Record

CodeDS/UK/1800
NameOs-ke-non-ton (1890-1950); Chief; Native-Canadian actor, baritone
AliasLouie Deer | Running Deer
Dates1890-1950
GenderMale
BiographyOs-ke-non-ton (b Louie Deer). Baritone, actor, b Caughnawaga (now Kahnawake), Que, (1890 -1950). He first worked as a hunter and guide in the Lake of Bays district of Ontario. There his natural singing talent was discovered by the Toronto teacher-singer Leonora James Kennedy, who taught him the rudiments of music and encouraged his further voice studies in New York.

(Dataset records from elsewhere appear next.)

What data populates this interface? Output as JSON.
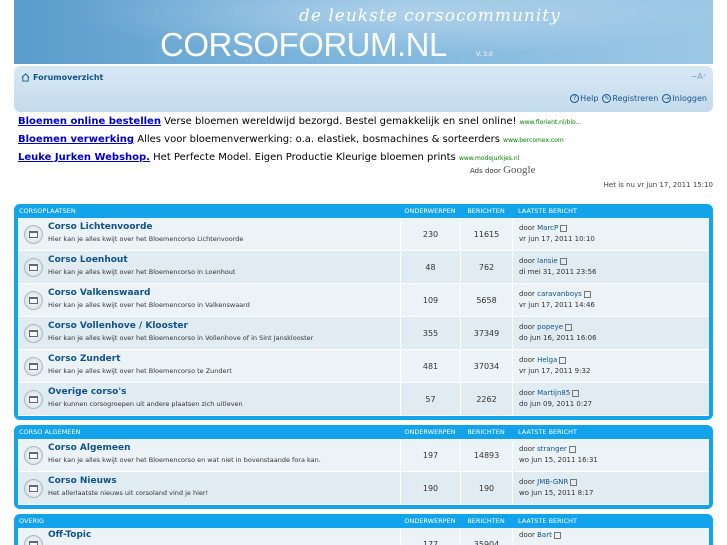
{
  "banner": {
    "tagline": "de leukste corsocommunity",
    "logo_corso": "CORSO",
    "logo_forum": "FORUM.NL",
    "version": "V. 3.0"
  },
  "nav": {
    "home": "Forumoverzicht",
    "font_size": "−A⁺",
    "help": "Help",
    "register": "Registreren",
    "login": "Inloggen"
  },
  "ads": [
    {
      "link": "Bloemen online bestellen",
      "text": " Verse bloemen wereldwijd bezorgd. Bestel gemakkelijk en snel online!",
      "url": "www.florient.nl/blo..."
    },
    {
      "link": "Bloemen verwerking",
      "text": " Alles voor bloemenverwerking: o.a. elastiek, bosmachines & sorteerders",
      "url": "www.bercomex.com"
    },
    {
      "link": "Leuke Jurken Webshop.",
      "text": " Het Perfecte Model. Eigen Productie Kleurige bloemen prints",
      "url": "www.modojurkjes.nl"
    }
  ],
  "ads_by": "Ads door",
  "ads_google": "Google",
  "current_time": "Het is nu vr jun 17, 2011 15:10",
  "columns": {
    "topics": "ONDERWERPEN",
    "posts": "BERICHTEN",
    "last": "LAATSTE BERICHT"
  },
  "categories": [
    {
      "name": "CORSOPLAATSEN",
      "forums": [
        {
          "title": "Corso Lichtenvoorde",
          "desc": "Hier kan je alles kwijt over het Bloemencorso Lichtenvoorde",
          "topics": "230",
          "posts": "11615",
          "by": "MarcP",
          "date": "vr jun 17, 2011 10:10"
        },
        {
          "title": "Corso Loenhout",
          "desc": "Hier kan je alles kwijt over het Bloemencorso in Loenhout",
          "topics": "48",
          "posts": "762",
          "by": "lansie",
          "date": "di mei 31, 2011 23:56"
        },
        {
          "title": "Corso Valkenswaard",
          "desc": "Hier kan je alles kwijt over het Bloemencorso in Valkenswaard",
          "topics": "109",
          "posts": "5658",
          "by": "caravanboys",
          "date": "vr jun 17, 2011 14:46"
        },
        {
          "title": "Corso Vollenhove / Klooster",
          "desc": "Hier kan je alles kwijt over het Bloemencorso in Vollenhove of in Sint Jansklooster",
          "topics": "355",
          "posts": "37349",
          "by": "popeye",
          "date": "do jun 16, 2011 16:06"
        },
        {
          "title": "Corso Zundert",
          "desc": "Hier kan je alles kwijt over het Bloemencorso te Zundert",
          "topics": "481",
          "posts": "37034",
          "by": "Helga",
          "date": "vr jun 17, 2011 9:32"
        },
        {
          "title": "Overige corso's",
          "desc": "Hier kunnen corsogroepen uit andere plaatsen zich uitleven",
          "topics": "57",
          "posts": "2262",
          "by": "Martijn85",
          "date": "do jun 09, 2011 0:27"
        }
      ]
    },
    {
      "name": "CORSO ALGEMEEN",
      "forums": [
        {
          "title": "Corso Algemeen",
          "desc": "Hier kan je alles kwijt over het Bloemencorso en wat niet in bovenstaande fora kan.",
          "topics": "197",
          "posts": "14893",
          "by": "stranger",
          "date": "wo jun 15, 2011 16:31"
        },
        {
          "title": "Corso Nieuws",
          "desc": "Het allerlaatste nieuws uit corsoland vind je hier!",
          "topics": "190",
          "posts": "190",
          "by": "JMB-GNR",
          "date": "wo jun 15, 2011 8:17"
        }
      ]
    },
    {
      "name": "OVERIG",
      "forums": [
        {
          "title": "Off-Topic",
          "desc": "",
          "topics": "177",
          "posts": "35904",
          "by": "Bart",
          "date": ""
        }
      ]
    }
  ],
  "by_prefix": "door"
}
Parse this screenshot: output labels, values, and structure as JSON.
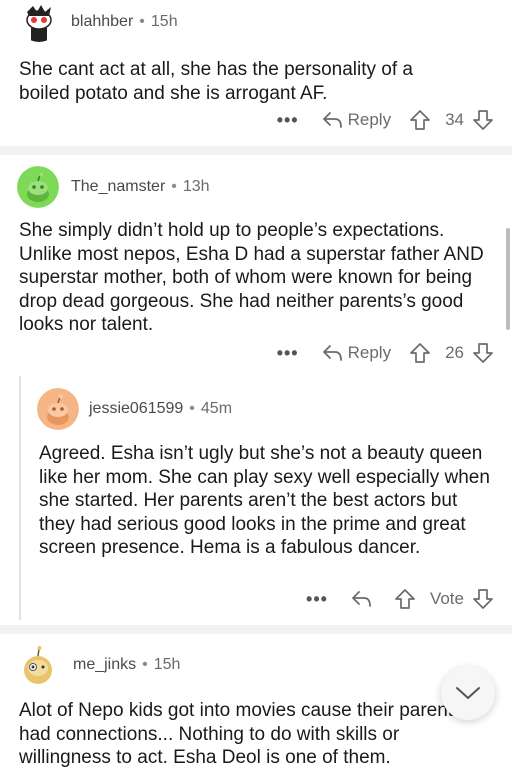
{
  "comments": [
    {
      "username": "blahhber",
      "separator": "•",
      "time": "15h",
      "body": "She cant act at all, she has the personality of a boiled potato and she is arrogant AF.",
      "more": "•••",
      "reply_label": "Reply",
      "score": "34"
    },
    {
      "username": "The_namster",
      "separator": "•",
      "time": "13h",
      "body": "She simply didn’t hold up to people’s expectations. Unlike most nepos, Esha D had a superstar father AND superstar mother, both of whom were known for being drop dead gorgeous. She had neither parents’s good looks nor talent.",
      "more": "•••",
      "reply_label": "Reply",
      "score": "26"
    },
    {
      "username": "jessie061599",
      "separator": "•",
      "time": "45m",
      "body": "Agreed. Esha isn’t ugly but she’s not a beauty queen like her mom. She can play sexy well especially when she started. Her parents aren’t the best actors but they had serious good looks in the prime and great screen presence. Hema is a fabulous dancer.",
      "more": "•••",
      "vote_label": "Vote"
    },
    {
      "username": "me_jinks",
      "separator": "•",
      "time": "15h",
      "body": "Alot of Nepo kids got into movies cause their parents had connections... Nothing to do with skills or willingness to act. Esha Deol is one of them."
    }
  ],
  "colors": {
    "avatar_green": "#7ed957",
    "avatar_orange": "#f6b585",
    "avatar_yellow": "#e9c46a",
    "icon_gray": "#6b6b6e"
  },
  "icons": [
    "reply-arrow-icon",
    "upvote-icon",
    "downvote-icon",
    "more-dots-icon",
    "chevron-down-icon"
  ]
}
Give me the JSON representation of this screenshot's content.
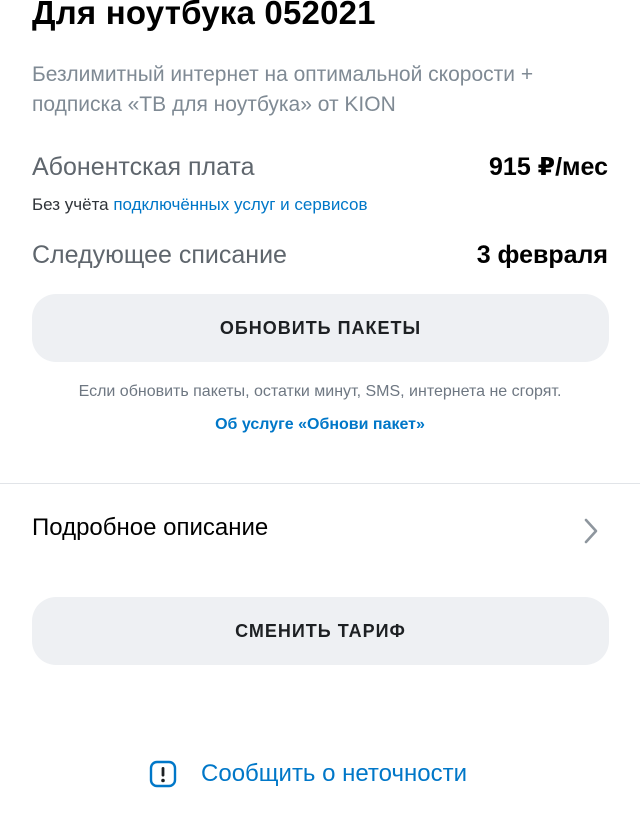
{
  "tariff": {
    "title": "Для ноутбука 052021",
    "description": "Безлимитный интернет на оптимальной скорости + подписка «ТВ для ноутбука» от KION"
  },
  "fee": {
    "label": "Абонентская плата",
    "value": "915 ₽/мес",
    "note_prefix": "Без учёта ",
    "note_link": "подключённых услуг и сервисов"
  },
  "next_charge": {
    "label": "Следующее списание",
    "value": "3 февраля"
  },
  "update_packages": {
    "button_label": "ОБНОВИТЬ ПАКЕТЫ",
    "note": "Если обновить пакеты, остатки минут, SMS, интернета не сгорят.",
    "link": "Об услуге «Обнови пакет»"
  },
  "details": {
    "label": "Подробное описание",
    "icon": "chevron-right-icon"
  },
  "change_tariff": {
    "button_label": "СМЕНИТЬ ТАРИФ"
  },
  "report": {
    "label": "Сообщить о неточности",
    "icon": "exclamation-icon"
  },
  "colors": {
    "accent": "#0077c8",
    "button_bg": "#eef0f3",
    "secondary_text": "#7f8a94"
  }
}
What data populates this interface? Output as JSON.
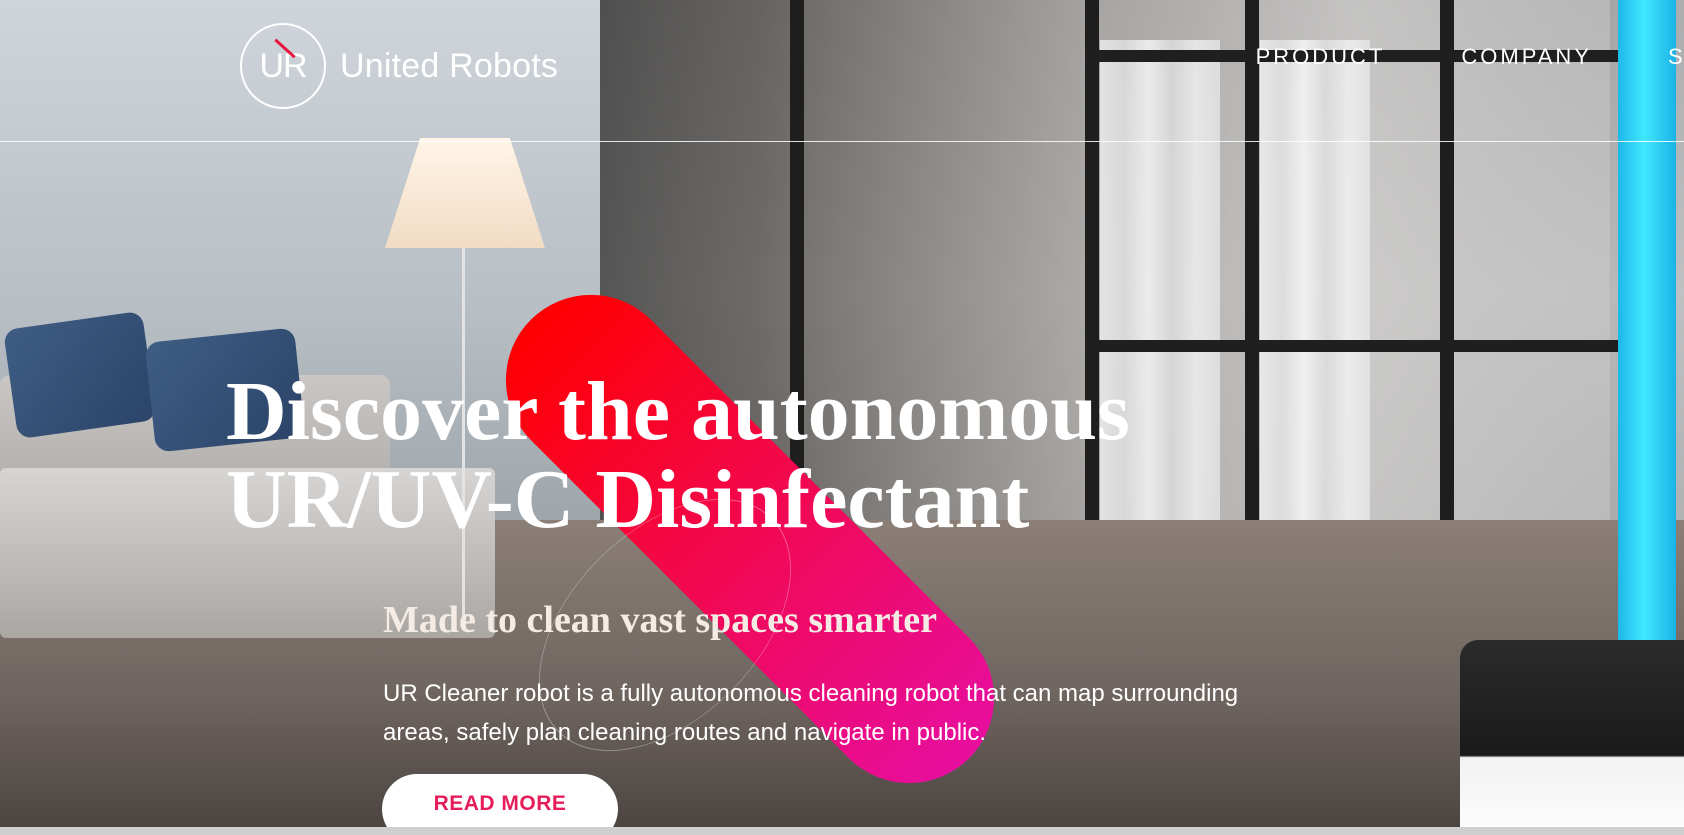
{
  "header": {
    "logo_text": "United Robots",
    "logo_monogram": "UR",
    "nav": [
      {
        "label": "PRODUCT"
      },
      {
        "label": "COMPANY"
      },
      {
        "label": "S"
      }
    ]
  },
  "hero": {
    "headline_line1": "Discover the autonomous",
    "headline_line2": "UR/UV-C Disinfectant",
    "subheadline": "Made to clean vast spaces smarter",
    "description": "UR Cleaner robot is a fully autonomous cleaning robot that can map surrounding areas, safely plan cleaning routes and navigate in public.",
    "cta_label": "READ MORE"
  },
  "colors": {
    "accent": "#e51e59",
    "pill_start": "#ff0000",
    "pill_end": "#e70e9e",
    "uv_light": "#40e8ff"
  }
}
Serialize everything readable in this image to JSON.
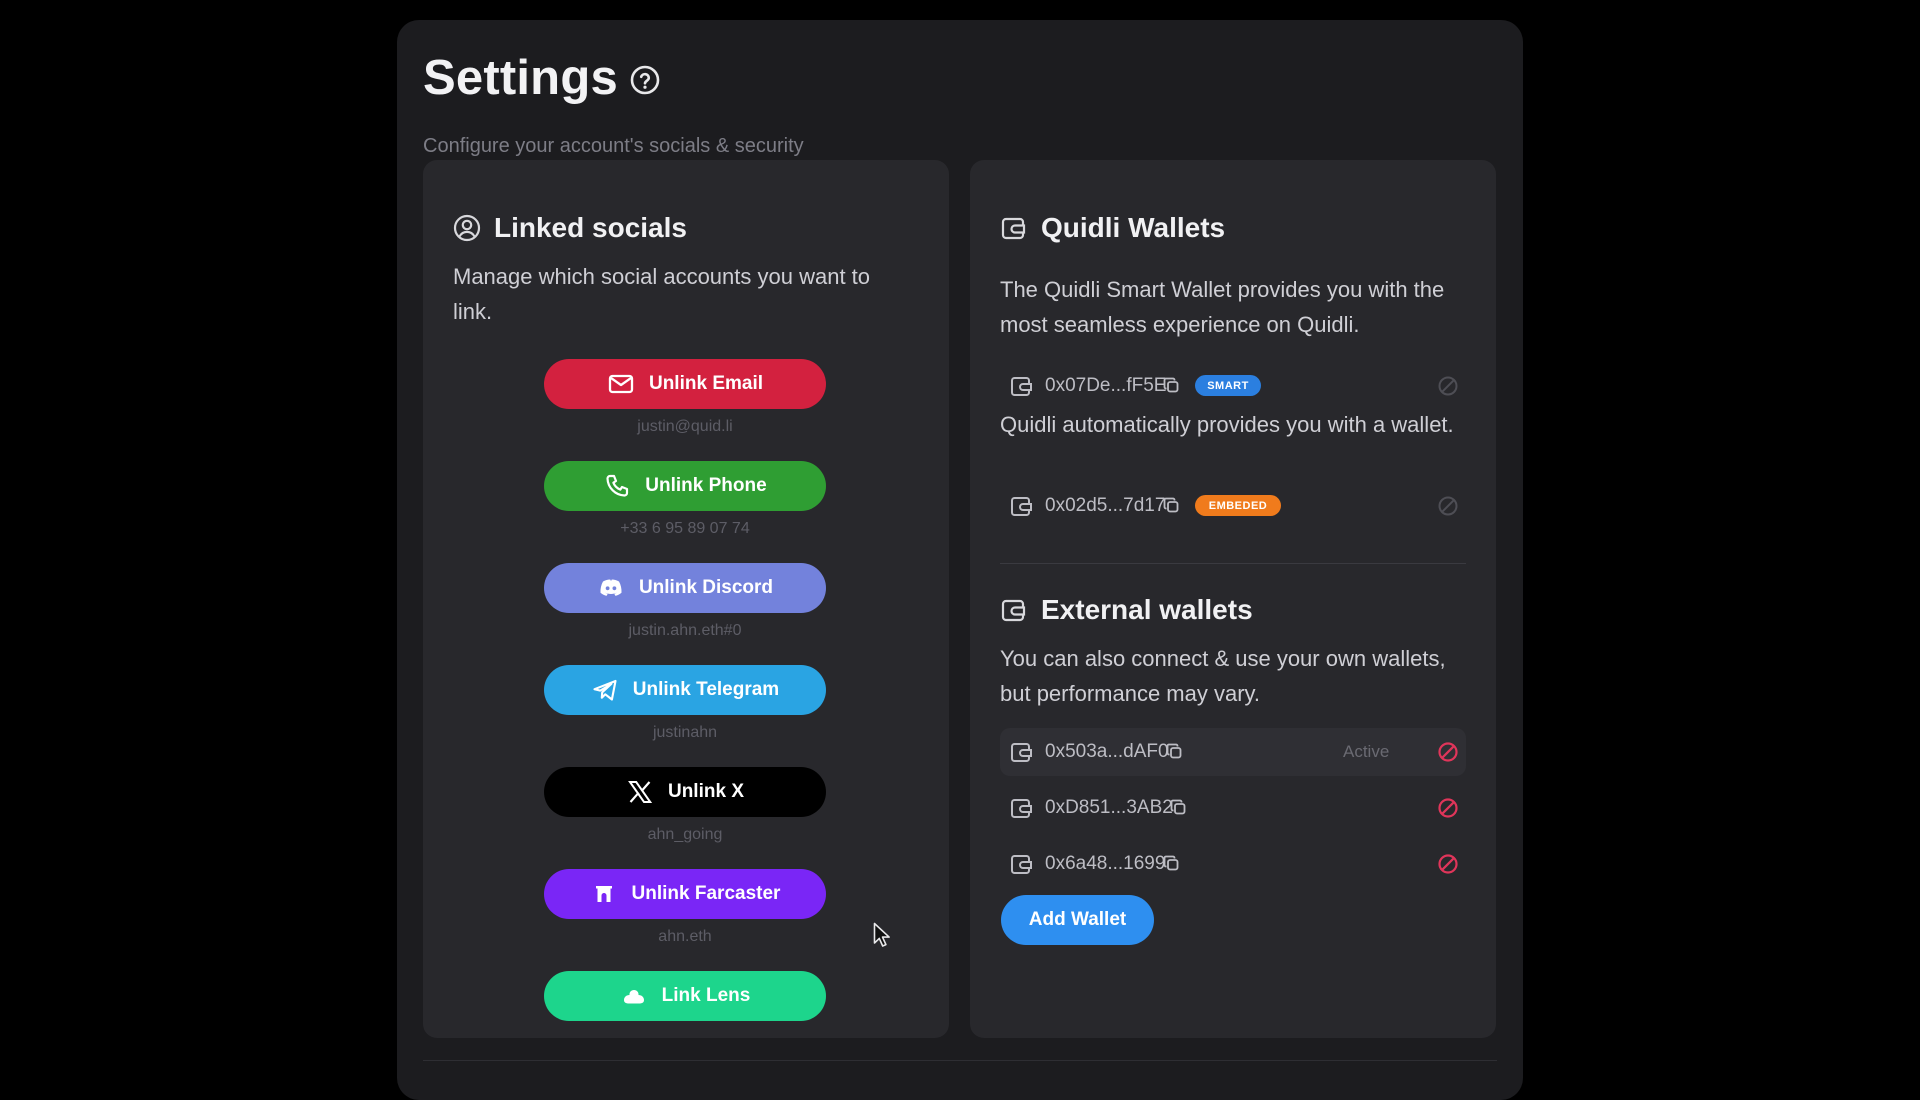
{
  "header": {
    "title": "Settings",
    "subtitle": "Configure your account's socials & security"
  },
  "linked_socials": {
    "title": "Linked socials",
    "description": "Manage which social accounts you want to link.",
    "items": [
      {
        "label": "Unlink Email",
        "sub": "justin@quid.li",
        "color": "#d3213f",
        "icon": "mail-icon"
      },
      {
        "label": "Unlink Phone",
        "sub": "+33 6 95 89 07 74",
        "color": "#2f9e33",
        "icon": "phone-icon"
      },
      {
        "label": "Unlink Discord",
        "sub": "justin.ahn.eth#0",
        "color": "#7382dc",
        "icon": "discord-icon"
      },
      {
        "label": "Unlink Telegram",
        "sub": "justinahn",
        "color": "#2aa4e3",
        "icon": "telegram-icon"
      },
      {
        "label": "Unlink X",
        "sub": "ahn_going",
        "color": "#000000",
        "icon": "x-logo-icon"
      },
      {
        "label": "Unlink Farcaster",
        "sub": "ahn.eth",
        "color": "#7a26f6",
        "icon": "farcaster-icon"
      },
      {
        "label": "Link Lens",
        "sub": "",
        "color": "#1dd58c",
        "icon": "lens-icon"
      }
    ]
  },
  "quidli_wallets": {
    "title": "Quidli Wallets",
    "description": "The Quidli Smart Wallet provides you with the most seamless experience on Quidli.",
    "smart_wallet": {
      "address": "0x07De...fF5E",
      "badge": "SMART",
      "badge_color": "#2b7fe0"
    },
    "auto_note": "Quidli automatically provides you with a wallet.",
    "embedded_wallet": {
      "address": "0x02d5...7d17",
      "badge": "EMBEDED",
      "badge_color": "#f07b1c"
    }
  },
  "external_wallets": {
    "title": "External wallets",
    "description": "You can also connect & use your own wallets, but performance may vary.",
    "wallets": [
      {
        "address": "0x503a...dAF0",
        "status": "Active"
      },
      {
        "address": "0xD851...3AB2",
        "status": ""
      },
      {
        "address": "0x6a48...1699",
        "status": ""
      }
    ],
    "add_label": "Add Wallet"
  },
  "colors": {
    "background": "#000000",
    "panel": "#1c1c1f",
    "card": "#28282c",
    "remove_red": "#e0355a",
    "accent_blue": "#2e8ff0"
  }
}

As Os-ke-non-ton (or Running Deer, his name as a Mohawk chief) he first sang in the 1920s at the CNE and in the Toronto Star Fresh Air benefit concerts at Bigwin Inn, Lake of Bays. Subsequently he performed 1924-36 as the Indian Medicine Man in Coleridge-Taylor's Hiawatha at Royal Albert Hall, appeared in 1926 in Charles Wakefield Cadman's opera Shanewis, and gave recitals in 1928 in Toronto and Ottawa. On 25 Jan 1931 he sang with the TSO in one of its CNR radio broadcasts. He performed in royal command concerts in Great Britain and sang throughout Europe and the USA. His few recordings for Columbia (1920) and HMV (1925) are listed in Roll Back the Years.